Objective: This study evaluated the Michigan Farmers' Market Nutrition Program in one Michigan county to determine its effect on fruit and vegetable consumption behavior.
Subjects/setting: Subjects were selected from WIC and Community Action Agency populations: 564 low income women completed the pretest; 455 completed the posttest. Attrition rate was 19.3%.
Intervention: Subjects were assigned to one of 4 interventions: education about the use, storage and nutritional value of fruits and vegetables, distribution of farmers' market coupons, both education and coupons, or no intervention.
Design: Education-only and coupon and education groups were randomly assigned; clinic appointment timing determined assignment to no-intervention and coupon-only groups.
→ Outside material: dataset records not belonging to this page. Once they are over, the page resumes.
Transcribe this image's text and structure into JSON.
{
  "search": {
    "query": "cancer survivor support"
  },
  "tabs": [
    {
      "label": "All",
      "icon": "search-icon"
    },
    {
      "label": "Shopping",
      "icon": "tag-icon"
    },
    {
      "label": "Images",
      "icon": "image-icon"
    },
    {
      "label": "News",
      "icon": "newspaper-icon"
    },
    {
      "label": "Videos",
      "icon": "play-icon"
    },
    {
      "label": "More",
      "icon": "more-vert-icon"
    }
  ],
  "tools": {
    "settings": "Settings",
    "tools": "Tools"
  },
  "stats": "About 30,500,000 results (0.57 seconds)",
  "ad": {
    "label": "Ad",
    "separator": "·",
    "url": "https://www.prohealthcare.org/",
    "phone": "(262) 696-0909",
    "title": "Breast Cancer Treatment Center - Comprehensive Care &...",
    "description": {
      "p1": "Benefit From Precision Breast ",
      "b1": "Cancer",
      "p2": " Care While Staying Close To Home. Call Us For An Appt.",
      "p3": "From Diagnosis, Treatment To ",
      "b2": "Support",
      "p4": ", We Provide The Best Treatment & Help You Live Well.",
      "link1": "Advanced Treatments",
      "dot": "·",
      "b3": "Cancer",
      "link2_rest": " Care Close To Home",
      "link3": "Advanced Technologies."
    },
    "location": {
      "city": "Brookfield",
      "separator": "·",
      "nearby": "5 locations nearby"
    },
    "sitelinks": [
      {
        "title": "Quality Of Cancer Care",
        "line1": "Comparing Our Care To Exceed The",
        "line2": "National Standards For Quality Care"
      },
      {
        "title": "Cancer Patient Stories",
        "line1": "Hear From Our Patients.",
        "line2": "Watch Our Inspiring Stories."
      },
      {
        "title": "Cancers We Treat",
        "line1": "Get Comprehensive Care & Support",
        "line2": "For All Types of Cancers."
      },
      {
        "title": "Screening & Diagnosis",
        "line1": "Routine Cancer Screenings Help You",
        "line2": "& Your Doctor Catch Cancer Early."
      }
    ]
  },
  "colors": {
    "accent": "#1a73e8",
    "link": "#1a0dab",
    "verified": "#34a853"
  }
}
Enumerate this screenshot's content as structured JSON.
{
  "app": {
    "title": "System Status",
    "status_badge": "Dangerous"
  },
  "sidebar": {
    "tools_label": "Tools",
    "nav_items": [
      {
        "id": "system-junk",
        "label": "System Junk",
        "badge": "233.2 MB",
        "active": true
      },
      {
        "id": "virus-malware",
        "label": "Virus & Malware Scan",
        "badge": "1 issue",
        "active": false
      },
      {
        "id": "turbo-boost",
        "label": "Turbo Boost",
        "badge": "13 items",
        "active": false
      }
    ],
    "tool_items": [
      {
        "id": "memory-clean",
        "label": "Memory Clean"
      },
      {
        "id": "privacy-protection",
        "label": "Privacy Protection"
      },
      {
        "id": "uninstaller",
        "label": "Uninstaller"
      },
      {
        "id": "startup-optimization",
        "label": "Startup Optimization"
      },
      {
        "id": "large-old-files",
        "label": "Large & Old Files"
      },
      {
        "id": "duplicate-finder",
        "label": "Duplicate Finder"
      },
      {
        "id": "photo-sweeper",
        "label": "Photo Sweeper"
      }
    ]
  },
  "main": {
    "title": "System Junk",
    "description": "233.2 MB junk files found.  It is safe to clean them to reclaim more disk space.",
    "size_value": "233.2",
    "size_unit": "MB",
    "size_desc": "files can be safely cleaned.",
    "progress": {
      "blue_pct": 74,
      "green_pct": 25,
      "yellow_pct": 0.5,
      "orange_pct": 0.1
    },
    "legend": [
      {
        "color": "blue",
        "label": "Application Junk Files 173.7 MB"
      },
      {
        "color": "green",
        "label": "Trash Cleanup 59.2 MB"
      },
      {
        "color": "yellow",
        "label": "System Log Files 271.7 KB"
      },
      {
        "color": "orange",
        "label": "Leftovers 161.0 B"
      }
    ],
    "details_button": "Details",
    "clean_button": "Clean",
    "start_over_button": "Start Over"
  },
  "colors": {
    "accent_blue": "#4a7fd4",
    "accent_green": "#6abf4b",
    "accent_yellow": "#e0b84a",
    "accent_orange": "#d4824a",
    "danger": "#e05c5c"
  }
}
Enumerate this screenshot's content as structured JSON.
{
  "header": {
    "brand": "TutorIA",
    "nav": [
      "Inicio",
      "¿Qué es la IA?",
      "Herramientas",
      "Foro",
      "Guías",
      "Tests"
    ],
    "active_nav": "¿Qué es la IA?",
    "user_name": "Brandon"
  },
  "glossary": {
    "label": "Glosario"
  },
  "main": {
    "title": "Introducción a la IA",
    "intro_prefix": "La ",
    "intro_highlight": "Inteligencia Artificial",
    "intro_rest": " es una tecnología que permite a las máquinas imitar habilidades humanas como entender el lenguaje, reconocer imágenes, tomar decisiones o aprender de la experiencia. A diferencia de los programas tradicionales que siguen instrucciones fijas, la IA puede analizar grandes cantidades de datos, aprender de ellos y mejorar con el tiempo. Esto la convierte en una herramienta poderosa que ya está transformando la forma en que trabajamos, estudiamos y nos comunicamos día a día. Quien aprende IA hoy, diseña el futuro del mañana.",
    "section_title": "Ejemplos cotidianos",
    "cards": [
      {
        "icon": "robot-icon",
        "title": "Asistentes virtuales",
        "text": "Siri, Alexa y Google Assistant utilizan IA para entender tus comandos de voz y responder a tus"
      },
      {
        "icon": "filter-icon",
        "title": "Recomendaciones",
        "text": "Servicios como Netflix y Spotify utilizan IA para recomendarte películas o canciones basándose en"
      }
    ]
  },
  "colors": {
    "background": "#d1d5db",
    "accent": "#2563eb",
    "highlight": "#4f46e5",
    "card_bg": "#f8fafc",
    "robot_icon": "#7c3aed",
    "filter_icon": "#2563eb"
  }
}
Main outcome measures: A self-administered questionnaire before and after intervention measured attitudes about fruit and vegetable consumption and intake of fruits and vegetables. WIC records documented redemption of coupons.
Statistical analyses: Data analysis included 2-way multivariate analysis of covariance, univariate analysis of covariance, logistic regression, and covariance structure modeling.
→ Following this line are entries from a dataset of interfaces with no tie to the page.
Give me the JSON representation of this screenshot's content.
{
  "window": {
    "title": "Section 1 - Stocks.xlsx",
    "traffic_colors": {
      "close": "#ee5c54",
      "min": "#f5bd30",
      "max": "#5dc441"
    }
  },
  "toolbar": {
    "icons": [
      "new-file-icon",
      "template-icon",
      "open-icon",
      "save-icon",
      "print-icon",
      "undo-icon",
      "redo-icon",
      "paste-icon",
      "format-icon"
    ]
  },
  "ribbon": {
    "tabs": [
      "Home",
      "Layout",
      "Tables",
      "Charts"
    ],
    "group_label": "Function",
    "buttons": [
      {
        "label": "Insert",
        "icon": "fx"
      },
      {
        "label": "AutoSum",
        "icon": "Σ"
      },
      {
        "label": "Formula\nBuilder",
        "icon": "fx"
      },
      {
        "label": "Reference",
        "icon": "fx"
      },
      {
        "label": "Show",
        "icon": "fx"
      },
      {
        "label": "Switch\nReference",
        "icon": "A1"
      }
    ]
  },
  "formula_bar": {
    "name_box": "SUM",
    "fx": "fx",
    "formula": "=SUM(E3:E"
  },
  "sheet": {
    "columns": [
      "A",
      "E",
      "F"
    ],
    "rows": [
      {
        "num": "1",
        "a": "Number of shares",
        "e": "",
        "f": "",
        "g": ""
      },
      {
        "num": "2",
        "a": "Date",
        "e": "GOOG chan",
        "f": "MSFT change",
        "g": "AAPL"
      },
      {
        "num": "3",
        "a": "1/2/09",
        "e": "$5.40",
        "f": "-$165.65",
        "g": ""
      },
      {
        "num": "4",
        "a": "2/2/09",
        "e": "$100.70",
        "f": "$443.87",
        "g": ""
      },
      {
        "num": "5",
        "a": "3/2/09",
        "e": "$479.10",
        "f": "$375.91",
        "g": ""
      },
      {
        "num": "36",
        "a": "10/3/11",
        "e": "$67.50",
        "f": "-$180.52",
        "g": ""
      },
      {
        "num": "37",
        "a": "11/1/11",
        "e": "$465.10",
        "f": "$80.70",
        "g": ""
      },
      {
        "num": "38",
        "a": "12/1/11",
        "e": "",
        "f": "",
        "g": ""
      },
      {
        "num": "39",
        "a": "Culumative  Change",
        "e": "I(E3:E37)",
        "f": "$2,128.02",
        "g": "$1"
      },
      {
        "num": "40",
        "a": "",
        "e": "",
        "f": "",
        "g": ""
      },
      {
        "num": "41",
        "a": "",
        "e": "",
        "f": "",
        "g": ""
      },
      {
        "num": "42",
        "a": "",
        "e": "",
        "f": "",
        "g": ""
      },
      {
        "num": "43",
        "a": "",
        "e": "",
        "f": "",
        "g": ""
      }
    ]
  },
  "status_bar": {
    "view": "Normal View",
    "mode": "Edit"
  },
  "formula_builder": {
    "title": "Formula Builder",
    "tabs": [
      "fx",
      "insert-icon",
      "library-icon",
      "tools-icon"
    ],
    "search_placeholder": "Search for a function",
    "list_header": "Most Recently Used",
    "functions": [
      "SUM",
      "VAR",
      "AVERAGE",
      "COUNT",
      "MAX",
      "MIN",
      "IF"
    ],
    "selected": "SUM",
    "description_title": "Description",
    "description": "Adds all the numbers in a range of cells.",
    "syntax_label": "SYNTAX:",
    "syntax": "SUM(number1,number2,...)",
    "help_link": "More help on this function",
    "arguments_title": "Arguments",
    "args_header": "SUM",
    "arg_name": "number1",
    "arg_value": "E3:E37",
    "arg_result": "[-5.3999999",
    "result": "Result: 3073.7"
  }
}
Results: Both the education interventions and the coupon interventions had positive effects. Coupons had a direct effect on increasing fruit and vegetable consumption behavior but no effect on attitudes. Education had a direct effect on attitudes and seemed to exert an effect on consumption behavior through attitudes. The maximum impact of the intervention was achieved through a combination of education and coupons.
Applications: This study demonstrated that a low-income population may be more likely to increase its fruit and vegetable consumption behavior when incentives such as coupons improve affordability.